Practical application of the level payment option
Of course, like all choices in life, there can be problems to deal with for the level payment option.
For example, what happens if you’re not ready to start receiving Social Security benefits at 62? Once you’ve chosen the level payment option, you can’t change it – so regardless of whether you take your Social Security benefit at the prescribed age, your pension payment will reduce at that time. So you could wind up with a shortfall if you decide to delay starting your Social Security benefit to a later date.
On the other hand, let’s say your level payment plan indicates a Full Retirement Age starting date for your Social Security payment. There’s no requirement for you to wait that long – if you wanted to, you could start receiving Social Security benefits at age 62, with no impact to your pension amount. The reduction to the pension would still occur at FRA as planned, and since you started your Social Security benefit earlier (and therefore it is at a reduced amount), your ending total of pension plus Social Security will be less than was originally calculated.
For example, let’s say you expect a $1,000 Social Security benefit at Full Retirement Age. Your level payment pension (pre-Social Security) is set at $1,550, dropping to $550 after you’ve reached FRA (age 67 for our purposes). You could start your Social Security benefit at 62 instead, at a benefit amount of $700. This would give you a total retirement monthly income of $2,250 (your $1,550 level payment pension plus $700 in Social Security benefits) up to your age 67, FRA. At FRA, your level payment pension plan drops to $550, and so now your total retirement monthly income is down to $1,250.
That seems pretty harsh, but if you crunch the numbers, you’ll realize that you’ve received $700 a month for five years (60 months), for a total of $42,000 (no COLAs are included in this calculation to reduce complexity). So if you had saved the extra, you could use that $42,000 to augment your other monthly income, making up the $300 reduction for a long time to come. ($300 is the difference between your original level payment and your post-leveling payment after you’ve reached FRA. This assumes that you “banked” the $700 Social Security benefit payment during the intervening 5 years.)
Considerations with the level payment option
No matter what you decide to do about the timing of your Social Security benefit, if you’re considering the level payment option you need to run the numbers against all of your other choices to help you figure out what’s the best way to go.

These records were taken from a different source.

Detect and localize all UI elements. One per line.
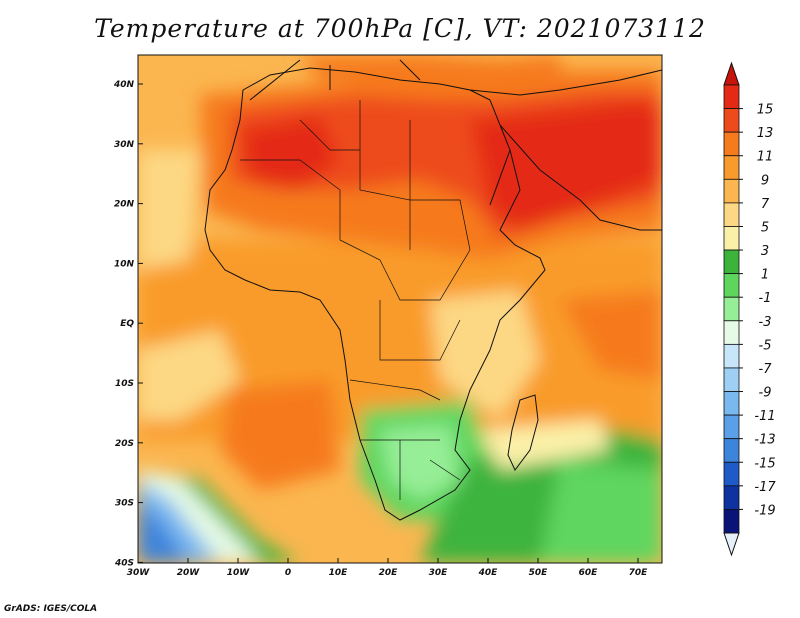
colorbar: 15 13 11 9 7 5 3 1 -1 -3 -5 -7 -9 -11 -13 -15 -17 -19 bbox=[723, 61, 776, 557]
colorbar-label: 7 bbox=[761, 197, 770, 212]
colorbar-swatch bbox=[723, 391, 740, 416]
colorbar-swatch bbox=[723, 249, 740, 275]
lon-tick-label: 30W bbox=[127, 568, 151, 578]
lon-tick-label: 60E bbox=[579, 568, 599, 578]
lon-tick-label: 20E bbox=[379, 568, 399, 578]
colorbar-swatch bbox=[723, 84, 740, 109]
colorbar-label: 9 bbox=[761, 173, 769, 188]
lat-tick-label: 10S bbox=[115, 379, 134, 389]
lat-tick-label: 30S bbox=[115, 499, 134, 509]
colorbar-swatch bbox=[723, 343, 740, 369]
colorbar-swatch bbox=[723, 202, 740, 227]
lon-tick-label: 10W bbox=[227, 568, 251, 578]
lon-tick-label: 40E bbox=[478, 568, 499, 578]
lon-tick-label: 70E bbox=[629, 568, 649, 578]
colorbar-swatch bbox=[723, 108, 740, 133]
grads-credit: GrADS: IGES/COLA bbox=[4, 604, 98, 614]
colorbar-swatch bbox=[723, 131, 740, 157]
colorbar-label: -5 bbox=[759, 338, 772, 353]
colorbar-label: 5 bbox=[761, 220, 769, 235]
lat-tick-label: 30N bbox=[114, 140, 135, 150]
colorbar-label: -19 bbox=[754, 503, 775, 518]
colorbar-label: 13 bbox=[757, 126, 774, 141]
colorbar-swatch bbox=[723, 485, 740, 510]
colorbar-swatch bbox=[723, 367, 740, 392]
lat-tick-label: 40N bbox=[113, 80, 135, 90]
colorbar-swatch bbox=[723, 461, 740, 487]
colorbar-swatch bbox=[723, 155, 740, 180]
country-borders bbox=[240, 100, 471, 500]
latitude-axis: 40N 30N 20N 10N EQ 10S 20S 30S 40S bbox=[113, 80, 143, 568]
colorbar-label: -7 bbox=[759, 362, 773, 377]
lon-tick-label: 50E bbox=[529, 568, 549, 578]
colorbar-label: -15 bbox=[754, 456, 775, 471]
lon-tick-label: 30E bbox=[429, 568, 449, 578]
lat-tick-label: 10N bbox=[114, 259, 135, 269]
colorbar-top-arrow bbox=[723, 61, 740, 86]
lon-tick-label: 10E bbox=[329, 568, 349, 578]
colorbar-label: -9 bbox=[759, 386, 772, 401]
lat-tick-label: 20S bbox=[115, 439, 134, 449]
colorbar-swatch bbox=[723, 438, 740, 463]
lat-tick-label: 40S bbox=[114, 558, 134, 568]
colorbar-swatch bbox=[723, 273, 740, 298]
lon-tick-label: 0 bbox=[285, 568, 291, 578]
lat-tick-label: EQ bbox=[120, 319, 134, 329]
colorbar-label: -13 bbox=[754, 433, 775, 448]
colorbar-label: 15 bbox=[757, 103, 774, 118]
colorbar-label: -17 bbox=[754, 480, 776, 495]
colorbar-label: 11 bbox=[757, 150, 774, 165]
longitude-axis: 30W 20W 10W 0 10E 20E 30E 40E 50E 60E 70E bbox=[127, 558, 648, 578]
lat-tick-label: 20N bbox=[114, 200, 135, 210]
colorbar-swatch bbox=[723, 509, 740, 534]
colorbar-swatch bbox=[723, 320, 740, 345]
coastlines bbox=[204, 59, 663, 521]
lon-tick-label: 20W bbox=[177, 568, 201, 578]
temperature-field bbox=[138, 55, 662, 563]
colorbar-label: -11 bbox=[754, 409, 775, 424]
map-frame bbox=[137, 54, 663, 564]
colorbar-swatch bbox=[723, 178, 740, 204]
chart-title: Temperature at 700hPa [C], VT: 202107311… bbox=[94, 14, 706, 43]
colorbar-swatch bbox=[723, 414, 740, 440]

Keep in mind that the level payment option is front-loaded, giving you more pension benefits early in your life, and far less later. There also is no survivor component built in to the level payment option. Your surviving spouse will have to get by on Social Security benefits alone, along with your other retirement savings, and forego the pension after your death.
Not many folks choose the level payment plan from my experience, in part because it’s complicated and sort of locks you into choices early on in your retirement. But for some, this is exactly what is needed to bridge the gap between an early(ish) retirement and the start of Social Security benefits.
Consult your favorite advisor to help you best understand your options and what might work best for you.